When we stepped into the glass corridor, the floor began to move. "Wow! What is this?" The passageway was a sky bridge. The floor was transparent, and as it carried us along, we could see the river below us and Queensborough Bridge. "Oh my god, Michael!" We realized we were looking down at the bridge. "This Mezzanine must be 30 stories high." The people-mover accelerated. As we passed across the river, we could see through the glass passageway that all the needle towers were connected by skyways, just like ours. We sped through the Sutton Place Hall and west towards 5th Av.

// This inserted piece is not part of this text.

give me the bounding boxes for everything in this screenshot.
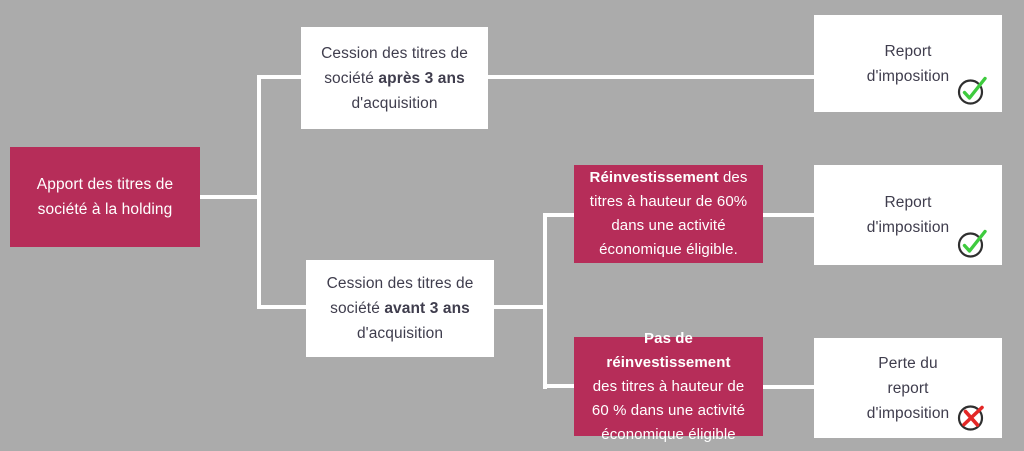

Down below, the city looked abandoned. It was a ghost town, that is, until we put our glasses on, then it came alive. With the glasses on, we could see the familiar heavy traffic far below; it was just like it used to be. The sea of yellow cabs, black limos, and vans emptied out of the bridge onto 1st Ave. and snaked south around double-parked delivery trucks and buses. As we sped west through the passageways, we could see into the windows of the old buildings that rose up to our level. Offices were full of people carrying papers, working in cubicles. We passed residential towers with people leaning over their kitchen sinks washing dishes or sitting in their living rooms reading. There were cocktail parties on roof terraces and loners in their bedroom windows, some dressing brazenly for all to see. "It's just like I remember it," I told Ava. "Yeah, me too," she nodded. We were smiling at each other, but I felt like crying. "Just do what they say," Ava said. Now her eyes were welling up too. "Don't take the glasses off, Mikey." I nodded and squeezed her hand.